Bir kısım mantar, substrat üzerinde normal beslenme biçiminden hareketle, nematot gibi küçük hayvanları yakalayarak besinlerini takviye ederler. Av yakalandığı zaman, mantarın kolları kurbanın vücuduna girer ve sindirim enzimleri salgılar; hücre dışı sindirim meydana gelir ve ürünler absorbe edilir.

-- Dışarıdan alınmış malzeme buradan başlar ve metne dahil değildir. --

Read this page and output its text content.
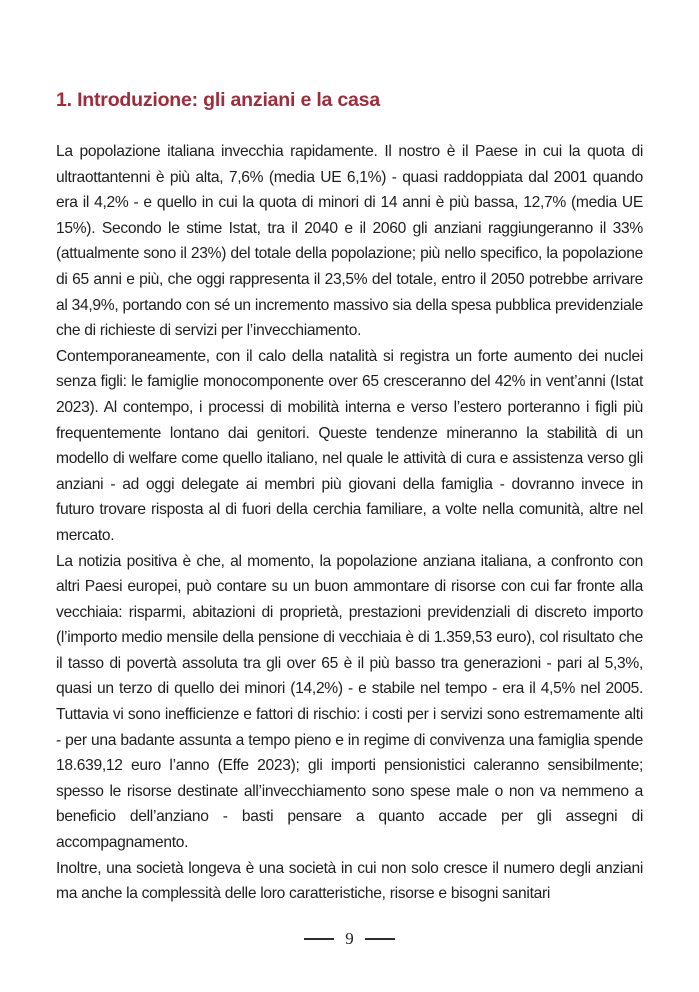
1. Introduzione: gli anziani e la casa

La popolazione italiana invecchia rapidamente. Il nostro è il Paese in cui la quota di ultraottantenni è più alta, 7,6% (media UE 6,1%) - quasi raddoppiata dal 2001 quando era il 4,2% - e quello in cui la quota di minori di 14 anni è più bassa, 12,7% (media UE 15%). Secondo le stime Istat, tra il 2040 e il 2060 gli anziani raggiungeranno il 33% (attualmente sono il 23%) del totale della popolazione; più nello specifico, la popolazione di 65 anni e più, che oggi rappresenta il 23,5% del totale, entro il 2050 potrebbe arrivare al 34,9%, portando con sé un incremento massivo sia della spesa pubblica previdenziale che di richieste di servizi per l’invecchiamento.

Contemporaneamente, con il calo della natalità si registra un forte aumento dei nuclei senza figli: le famiglie monocomponente over 65 cresceranno del 42% in vent’anni (Istat 2023). Al contempo, i processi di mobilità interna e verso l’estero porteranno i figli più frequentemente lontano dai genitori. Queste tendenze mineranno la stabilità di un modello di welfare come quello italiano, nel quale le attività di cura e assistenza verso gli anziani - ad oggi delegate ai membri più giovani della famiglia - dovranno invece in futuro trovare risposta al di fuori della cerchia familiare, a volte nella comunità, altre nel mercato.

La notizia positiva è che, al momento, la popolazione anziana italiana, a confronto con altri Paesi europei, può contare su un buon ammontare di risorse con cui far fronte alla vecchiaia: risparmi, abitazioni di proprietà, prestazioni previdenziali di discreto importo (l’importo medio mensile della pensione di vecchiaia è di 1.359,53 euro), col risultato che il tasso di povertà assoluta tra gli over 65 è il più basso tra generazioni - pari al 5,3%, quasi un terzo di quello dei minori (14,2%) - e stabile nel tempo - era il 4,5% nel 2005. Tuttavia vi sono inefficienze e fattori di rischio: i costi per i servizi sono estremamente alti - per una badante assunta a tempo pieno e in regime di convivenza una famiglia spende 18.639,12 euro l’anno (Effe 2023); gli importi pensionistici caleranno sensibilmente; spesso le risorse destinate all’invecchiamento sono spese male o non va nemmeno a beneficio dell’anziano - basti pensare a quanto accade per gli assegni di accompagnamento.

Inoltre, una società longeva è una società in cui non solo cresce il numero degli anziani ma anche la complessità delle loro caratteristiche, risorse e bisogni sanitari

9
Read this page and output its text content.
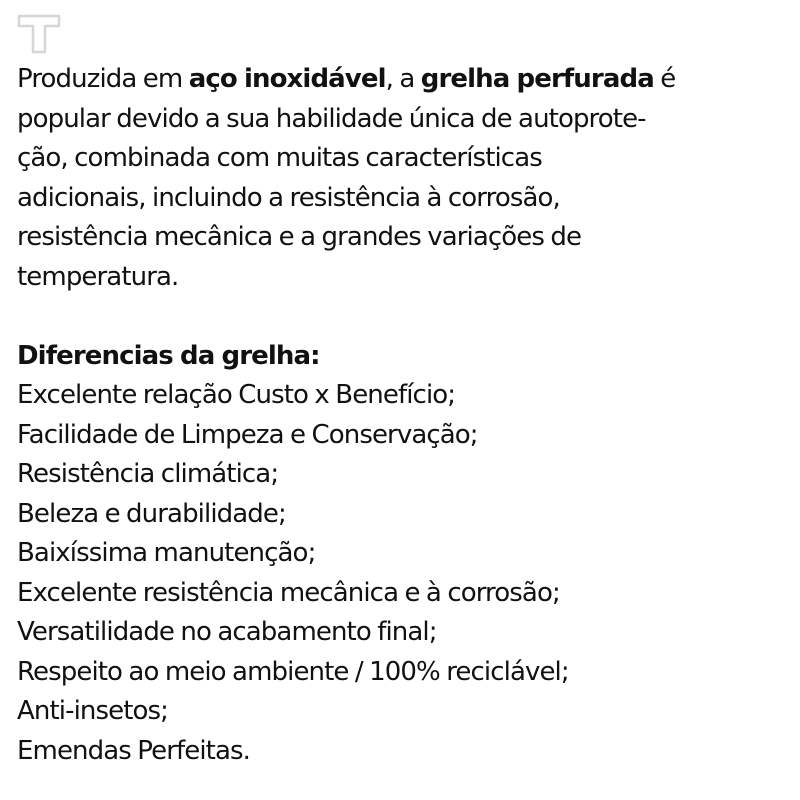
Produzida em aço inoxidável, a grelha perfurada é
popular devido a sua habilidade única de autoprote-
ção, combinada com muitas características
adicionais, incluindo a resistência à corrosão,
resistência mecânica e a grandes variações de
temperatura.

Diferencias da grelha:

Excelente relação Custo x Benefício;
Facilidade de Limpeza e Conservação;
Resistência climática;
Beleza e durabilidade;
Baixíssima manutenção;
Excelente resistência mecânica e à corrosão;
Versatilidade no acabamento final;
Respeito ao meio ambiente / 100% reciclável;
Anti-insetos;
Emendas Perfeitas.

Bir çeşit avcı mantar, Arthrobotrys, bazı mantarların gösterdiği beslenme esnekliğine mükemmel bir örnek oluştururlar. Arthrobotrys, çeşitli organik kültür ortamlarında kolaylıkla ürer; fakat bu ortamlarda, normalde avını yakaladığı tuzakları nadiren kurar. Buna karşın, canlı bir nematot ya da nematot dokusunun bir özütü (hatta içinde nematotların yaşadığı bir su) kültüre eklenecek olursa, mantar buna tuzaklar oluşturarak cevap verir. Görünen odur ki, nematotlar tarafından üretilen bazı kimyasallar, mantarın bu tuzakları oluşturmasını başlatırlar; yani, av, avcının avı yakalayıcı yapıları oluşturması için uyarır.